In other words, environmental education programs, and the social and cultural discourses embraced by socially-critical pedagogies, are inherently political such that “if properly implemented, they could be most threatening” (Greenall 1987, p. 13) for teachers, particularly during instances of conflict between their own views and those presented by the school, students and their families (Linke 1984). In light of the challenge of such a significant change, Scott and Oulton (1999) noted that teachers and schools have been poorly guided by “a bewildering mixture of often contradictory instruction”, particularly in terms of maintaining a traditional academic assessment process while implementing learning that addresses the socially-critical, transformative goals for sustainable development (p. 90). There is generally a “lack of clear guidelines regarding EE/ESD pedagogy that contributes to this ambiguity and lag between practice and rhetoric” (Eilam and Trop 2011, p. 56).

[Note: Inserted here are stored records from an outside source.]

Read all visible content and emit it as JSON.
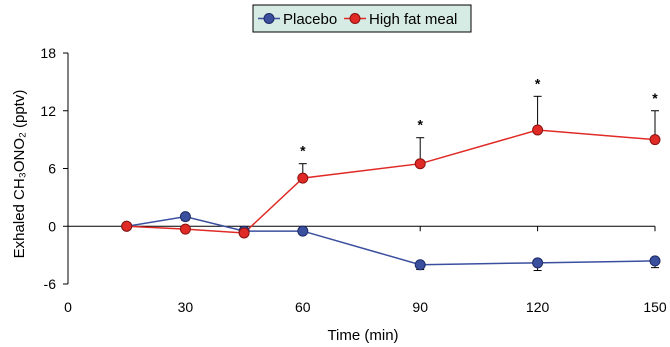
{
  "chart_data": {
    "type": "line",
    "title": "",
    "xlabel": "Time (min)",
    "ylabel": "Exhaled CH₃ONO₂ (pptv)",
    "xlim": [
      0,
      150
    ],
    "ylim": [
      -6,
      18
    ],
    "xticks": [
      0,
      30,
      60,
      90,
      120,
      150
    ],
    "yticks": [
      -6,
      0,
      6,
      12,
      18
    ],
    "grid": false,
    "legend_position": "top-center",
    "significance_marker": "*",
    "series": [
      {
        "name": "Placebo",
        "color": "#3a4f9e",
        "x": [
          15,
          30,
          45,
          60,
          90,
          120,
          150
        ],
        "y": [
          0,
          1.0,
          -0.5,
          -0.5,
          -4.0,
          -3.8,
          -3.6
        ],
        "error": [
          0,
          0.4,
          0.4,
          0,
          0.5,
          0.8,
          0.7
        ],
        "error_direction": [
          "none",
          "down",
          "up",
          "none",
          "down",
          "down",
          "down"
        ]
      },
      {
        "name": "High fat meal",
        "color": "#e02a26",
        "x": [
          15,
          30,
          45,
          60,
          90,
          120,
          150
        ],
        "y": [
          0,
          -0.3,
          -0.7,
          5.0,
          6.5,
          10.0,
          9.0
        ],
        "error": [
          0,
          0,
          0,
          1.5,
          2.7,
          3.5,
          3.0
        ],
        "error_direction": [
          "none",
          "none",
          "none",
          "up",
          "up",
          "up",
          "up"
        ],
        "significant": [
          false,
          false,
          false,
          true,
          true,
          true,
          true
        ]
      }
    ]
  }
}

Many teachers do not believe that they either have the expertise to undertake such teaching, or that it is their responsibility to do so (Fien 1993).

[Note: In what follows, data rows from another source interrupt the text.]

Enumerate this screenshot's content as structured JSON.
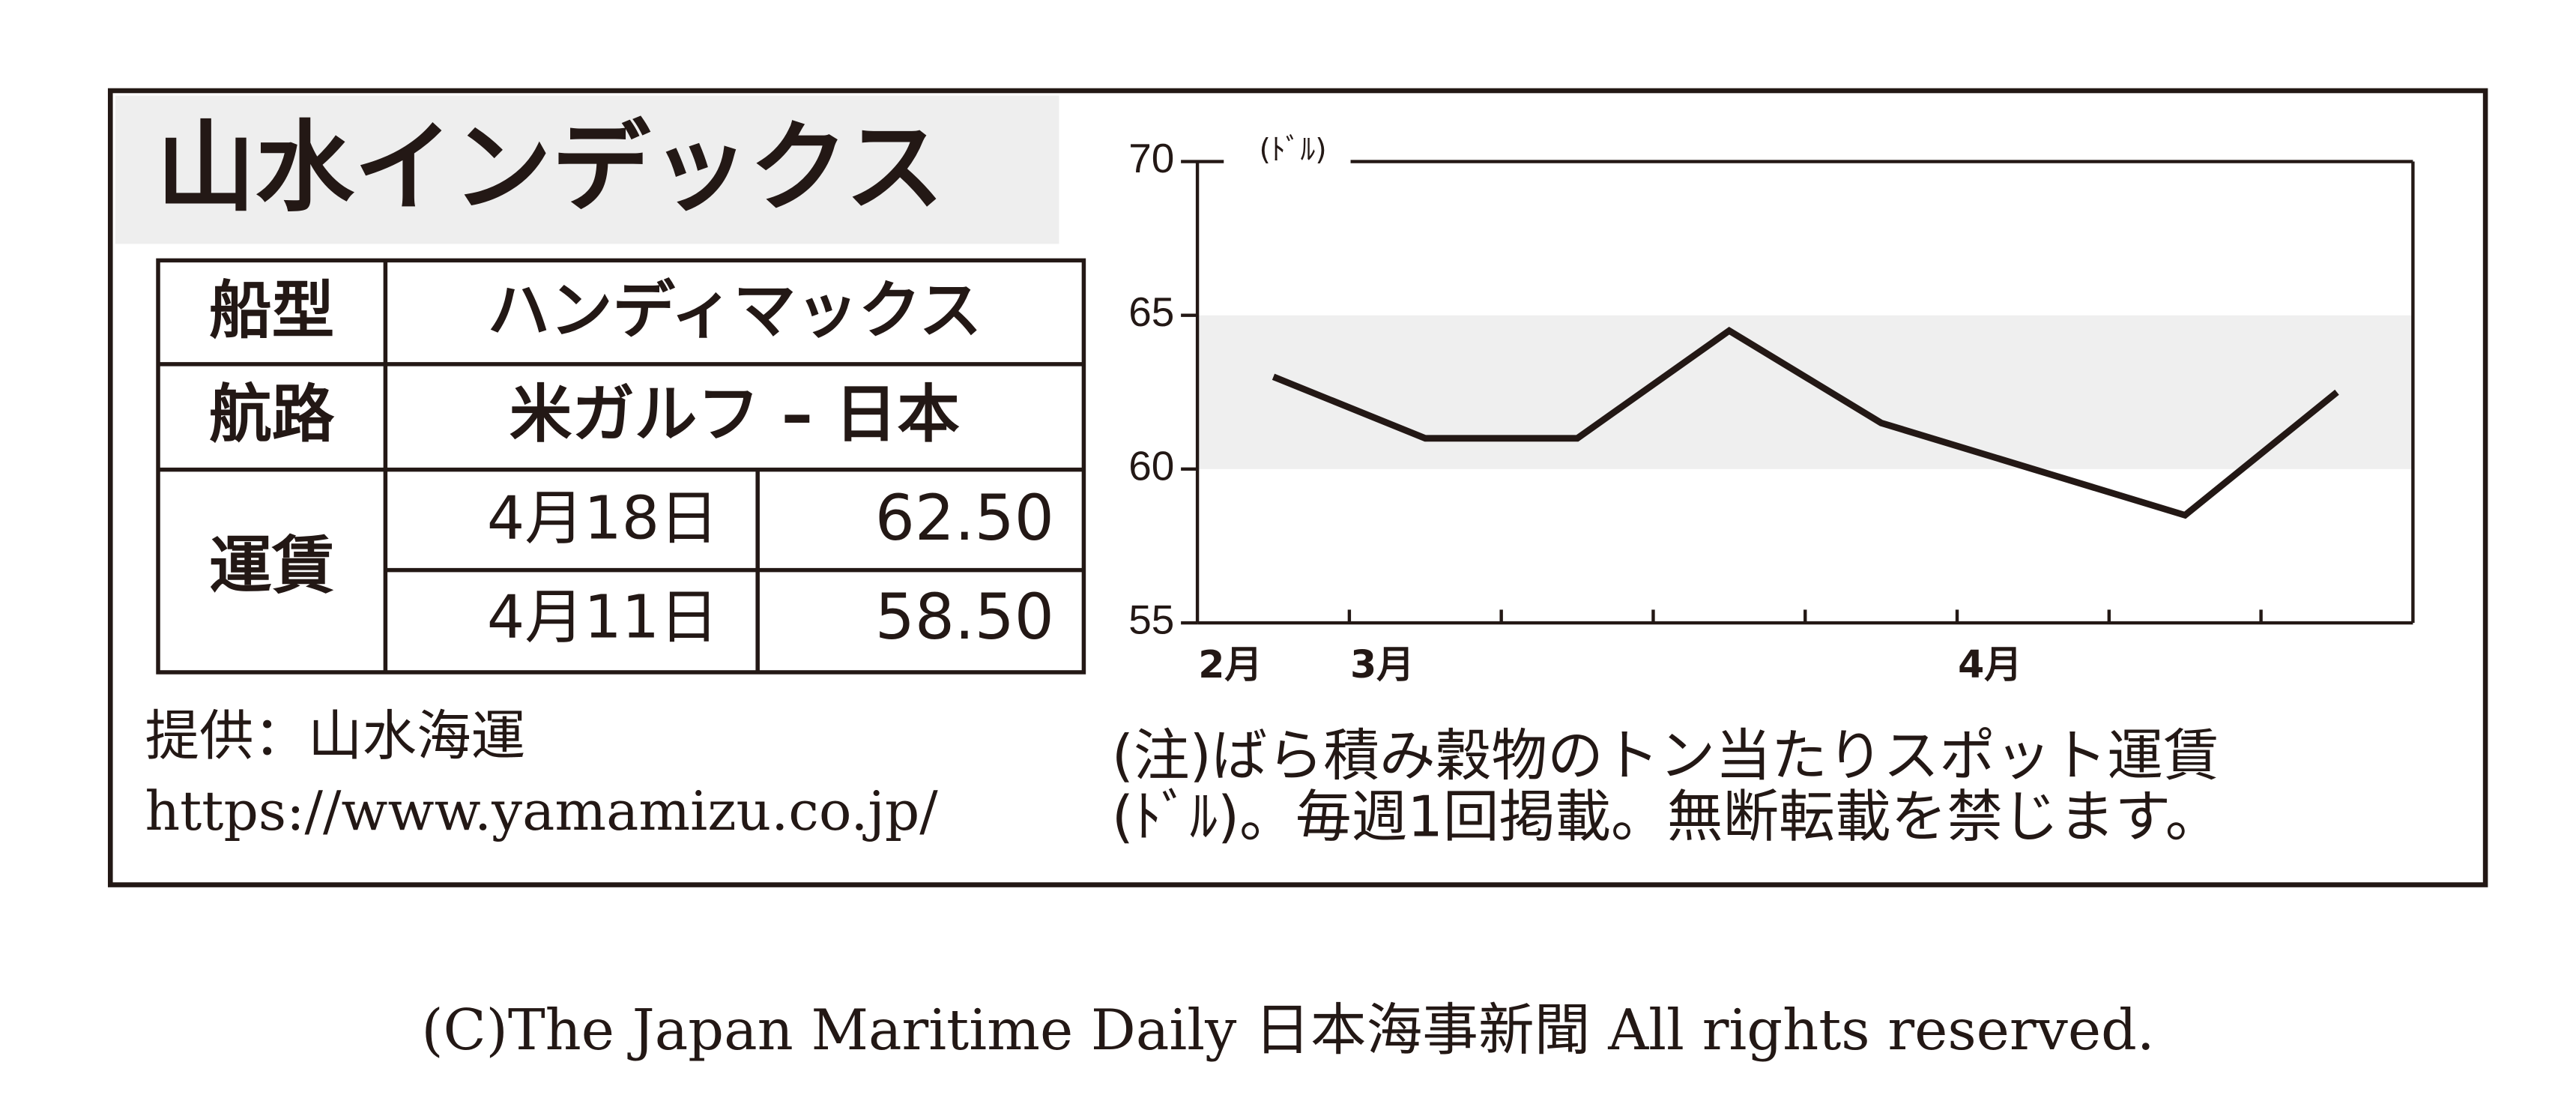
{
  "header": {
    "title": "山水インデックス"
  },
  "table": {
    "rows": [
      {
        "label": "船型",
        "value": "ハンディマックス"
      },
      {
        "label": "航路",
        "value": "米ガルフ – 日本"
      }
    ],
    "rate": {
      "label": "運賃",
      "entries": [
        {
          "date": "4月18日",
          "value": "62.50"
        },
        {
          "date": "4月11日",
          "value": "58.50"
        }
      ]
    }
  },
  "source": {
    "label": "提供：山水海運",
    "url": "https://www.yamamizu.co.jp/"
  },
  "notes": [
    "(注)ばら積み穀物のトン当たりスポット運賃",
    "(ﾄﾞﾙ)。毎週1回掲載。無断転載を禁じます。"
  ],
  "copyright": "(C)The Japan Maritime Daily 日本海事新聞 All rights reserved.",
  "chart_data": {
    "type": "line",
    "y_label": "(ﾄﾞﾙ)",
    "x_boundary_labels": [
      "2月",
      "3月",
      null,
      null,
      null,
      "4月",
      null,
      null,
      null
    ],
    "values": [
      63,
      61,
      61,
      64.5,
      61.5,
      60,
      58.5,
      62.5
    ],
    "color": "#231815",
    "ylim": [
      55,
      70
    ],
    "yticks": [
      55,
      60,
      65,
      70
    ],
    "shaded_range": [
      60,
      65
    ],
    "shade_color": "#efefef"
  }
}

More than anything else, the long history of observed rhetoric–reality gaps in the implementation of ESD suggests that the theory of environmental education is “not sufficiently grounded in teachers’ experiences and in what they feel schools can do, or what the school day is really like” (Robertson and Krugly-Smolska 1997, p. 232). This has led to such rhetoric–reality gaps being attributed to myriad causes, including deficient teacher training, insufficient teacher knowledge, and a lack of time and school resources (e.g. Barrett 2007; Chapman 2004; Fien 1993; Grace and Sharp 2000; Spork 1992; Thomas 2005; Vongalis-Macrow 2007). A socially-critical approach to ESD is often viewed as impractical in that it not only fails to provide teachers with an “implementation” framework, but also “denies their own practical knowledge” (Walker 1997, p. 5). Stevenson (2007a) however, predicts that despite the “substantial” rhetoric–reality gap in environmental education, with increased dialogue and “research for addressing the gap”, the “possibilities for enacting critical and substantive environmental education practices in schools” can be identified (p. 137), particularly if the rhetoric–reality gap is reconceptualised so that “practices in schools are not simply assessed in relation to policy discourse but policy discourse itself is re-examined in relation to teachers’ practical theories and the contexts shaping their practices” (p. 265). Thus, there remains “a need to provide updated information on many aspects of environmental education in the school curriculum to inform policies for curriculum development and teacher education” (Lee and Williams 2001, p. 218).

2.6 Moving Forward

The documents from which this brief history of the development of ESD as effective education for the environment was compiled focused almost entirely on desired educational outcomes. Embedded within the outcome statements of these documents were the assumptions that not only could ESD learning outcomes be pre-determined, but that students would also embrace ESD and actively respond to what they learned. In light of these assumptions, programs such as SSP endorsed a socially-critical pedagogy as the most appropriate classroom approach to the goals of this socially transformative education . However, as these documents failed to indicate how the practice of ESD relates to the ontology of the educational environments in which it is implemented, it is difficult to assess the relationship between the stated ESD outcomes and student learning, or the appropriateness of a socially-critical pedagogy. As a result, the implementation of ESD programs often result in the development of educational rhetoric–reality gaps. In order to find ways in which to more effectively implement ESD, it is essential to understand the educational environments and pedagogical practices through which ESD outcomes are to be achieved. Chapter 3 introduces Anthony Giddens ’ theory of structuration as an ontological framework that outlines and explains the complexity and dynamics of the social interactions that constitute an educational institution, and that can effectively inform investigations into the development of rhetoric–reality gaps in the practices of teachers implementing ESD programs such as SSP.